Há pelo menos um Estado no país que parece ter avançado na direção de um modelo correto de Tribunal de Contas. Pernambuco instaurou mecanismos que melhoram a fiscalização e aumentam a transparência. Lá, as contas do órgão são publicadas para consulta na internet. Um sistema de ouvidoria permite que qualquer cidadão faça denúncias para os auditores. Quem denuncia – por telefone, internet ou pessoalmente – tem o anonimato garantido e recebe uma senha que permite o acompanhamento da verificação dos fatos. Auditores também percorrem os municípios para recolher denúncias. O site do tribunal tem uma “escola de contas”, que ensina os pernambucanos a conferir os gastos do poder público.

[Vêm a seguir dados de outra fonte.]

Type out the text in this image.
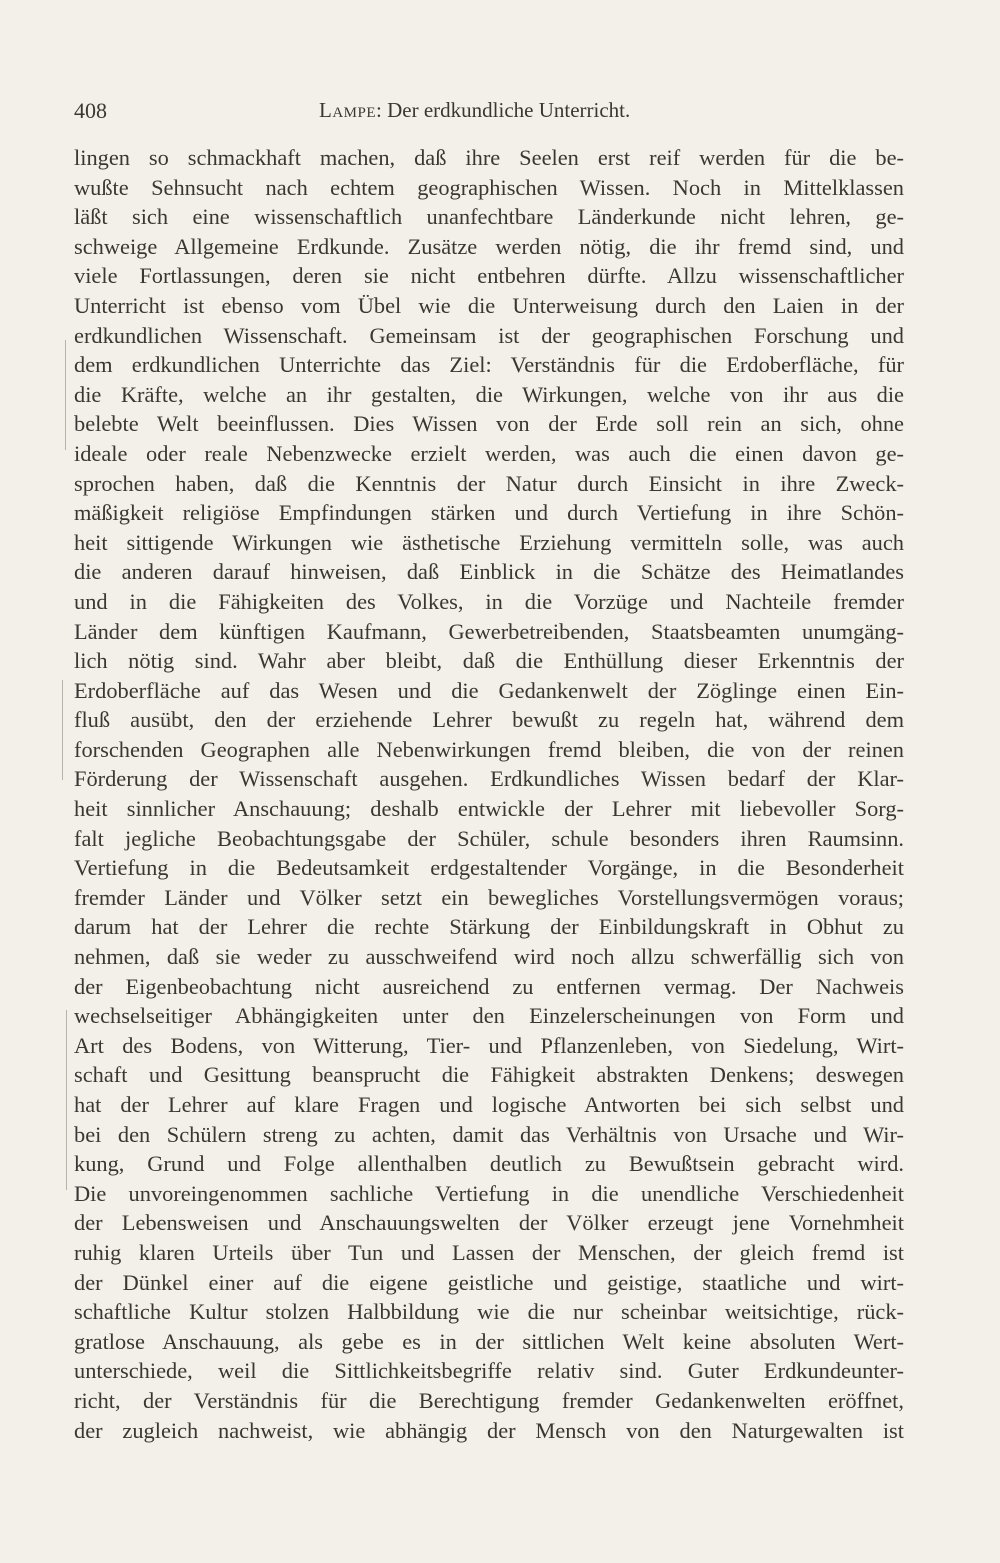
408	Lampe: Der erdkundliche Unterricht.
lingen so schmackhaft machen, daß ihre Seelen erst reif werden für die be-
wußte Sehnsucht nach echtem geographischen Wissen. Noch in Mittelklassen
läßt sich eine wissenschaftlich unanfechtbare Länderkunde nicht lehren, ge-
schweige Allgemeine Erdkunde. Zusätze werden nötig, die ihr fremd sind, und
viele Fortlassungen, deren sie nicht entbehren dürfte. Allzu wissenschaftlicher
Unterricht ist ebenso vom Übel wie die Unterweisung durch den Laien in der
erdkundlichen Wissenschaft. Gemeinsam ist der geographischen Forschung und
dem erdkundlichen Unterrichte das Ziel: Verständnis für die Erdoberfläche, für
die Kräfte, welche an ihr gestalten, die Wirkungen, welche von ihr aus die
belebte Welt beeinflussen. Dies Wissen von der Erde soll rein an sich, ohne
ideale oder reale Nebenzwecke erzielt werden, was auch die einen davon ge-
sprochen haben, daß die Kenntnis der Natur durch Einsicht in ihre Zweck-
mäßigkeit religiöse Empfindungen stärken und durch Vertiefung in ihre Schön-
heit sittigende Wirkungen wie ästhetische Erziehung vermitteln solle, was auch
die anderen darauf hinweisen, daß Einblick in die Schätze des Heimatlandes
und in die Fähigkeiten des Volkes, in die Vorzüge und Nachteile fremder
Länder dem künftigen Kaufmann, Gewerbetreibenden, Staatsbeamten unumgäng-
lich nötig sind. Wahr aber bleibt, daß die Enthüllung dieser Erkenntnis der
Erdoberfläche auf das Wesen und die Gedankenwelt der Zöglinge einen Ein-
fluß ausübt, den der erziehende Lehrer bewußt zu regeln hat, während dem
forschenden Geographen alle Nebenwirkungen fremd bleiben, die von der reinen
Förderung der Wissenschaft ausgehen. Erdkundliches Wissen bedarf der Klar-
heit sinnlicher Anschauung; deshalb entwickle der Lehrer mit liebevoller Sorg-
falt jegliche Beobachtungsgabe der Schüler, schule besonders ihren Raumsinn.
Vertiefung in die Bedeutsamkeit erdgestaltender Vorgänge, in die Besonderheit
fremder Länder und Völker setzt ein bewegliches Vorstellungsvermögen voraus;
darum hat der Lehrer die rechte Stärkung der Einbildungskraft in Obhut zu
nehmen, daß sie weder zu ausschweifend wird noch allzu schwerfällig sich von
der Eigenbeobachtung nicht ausreichend zu entfernen vermag. Der Nachweis
wechselseitiger Abhängigkeiten unter den Einzelerscheinungen von Form und
Art des Bodens, von Witterung, Tier- und Pflanzenleben, von Siedelung, Wirt-
schaft und Gesittung beansprucht die Fähigkeit abstrakten Denkens; deswegen
hat der Lehrer auf klare Fragen und logische Antworten bei sich selbst und
bei den Schülern streng zu achten, damit das Verhältnis von Ursache und Wir-
kung, Grund und Folge allenthalben deutlich zu Bewußtsein gebracht wird.
Die unvoreingenommen sachliche Vertiefung in die unendliche Verschiedenheit
der Lebensweisen und Anschauungswelten der Völker erzeugt jene Vornehmheit
ruhig klaren Urteils über Tun und Lassen der Menschen, der gleich fremd ist
der Dünkel einer auf die eigene geistliche und geistige, staatliche und wirt-
schaftliche Kultur stolzen Halbbildung wie die nur scheinbar weitsichtige, rück-
gratlose Anschauung, als gebe es in der sittlichen Welt keine absoluten Wert-
unterschiede, weil die Sittlichkeitsbegriffe relativ sind. Guter Erdkundeunter-
richt, der Verständnis für die Berechtigung fremder Gedankenwelten eröffnet,
der zugleich nachweist, wie abhängig der Mensch von den Naturgewalten ist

“Avançamos no trabalho preventivo. Aqui nós analisamos os editais de licitação e de concursos para evitar que os erros aconteçam”, diz o conselheiro Valdeci Pascoal. “Uma licitação irregular significa prejuízo aos cofres públicos. Quando um funcionário é aprovado de maneira irregular e toma posse, retirá-lo do cargo dá início a uma guerra jurídica. É melhor e mais barato prevenir”, diz Pascoal, auditor de carreira sem ligação com o governo atual nem com os anteriores. O TCE de Pernambuco também investiu em concursos públicos para evitar que o tribunal sirva de cabide de empregos. Esse é o caminho para transformar os Tribunais de Contas em órgãos de fiscalização efetivos: mais transparência e isenção política na escolha dos conselheiros.
De norte a sul
Em todo o país há conselheiros de Tribunais de Contas suspeitos de corrupção

Rejane Carneiro ANTÔNIO HONORATO
TCE DA BAHIA

Foi preso em 2005 na Operação Jaleco Branco, da Polícia Federal, que investigou desvio de verbas em contratos entre órgãos públicos e empresas prestadoras de serviços de limpeza e segurança.
Felipe O’Neill JOSÉ GRACIOSA
TCE DO RIO DE JANEIRO

Investigado numa CPI da Assembleia Legislativa fluminense e indiciado pela Operação Pasárgada, da Polícia Federal, é acusado de formação de quadrilha, corrupção, prevaricação e enriquecimento ilícito.
Beto Magalhaes ELMO BRAZ
TCE DE MINAS GERAIS

Indiciado pela Polícia Federal sob a acusação de cobrar propina para aprovar contas das prefeituras de Minas Gerais. É suspeito também de praticar crimes contra o sistema financeiro e de lavagem de dinheiro.
 Reprodução FLÁVIO CONCEIÇÃO DE OLIVEIRA NETO
TCE DE SERGIPE

Foi preso na Operação Navalha, da Polícia Federal, em 2007, sob a acusação de fazer parte de um esquema de corrupção que desviou milhões em verbas públicas para a construtora Gautama.

 E fica uma pergunta para os nossos leitores: Será que estes cidadãos devolveram todo o dinheiro dos esquemas de corrupção e ainda estão presos?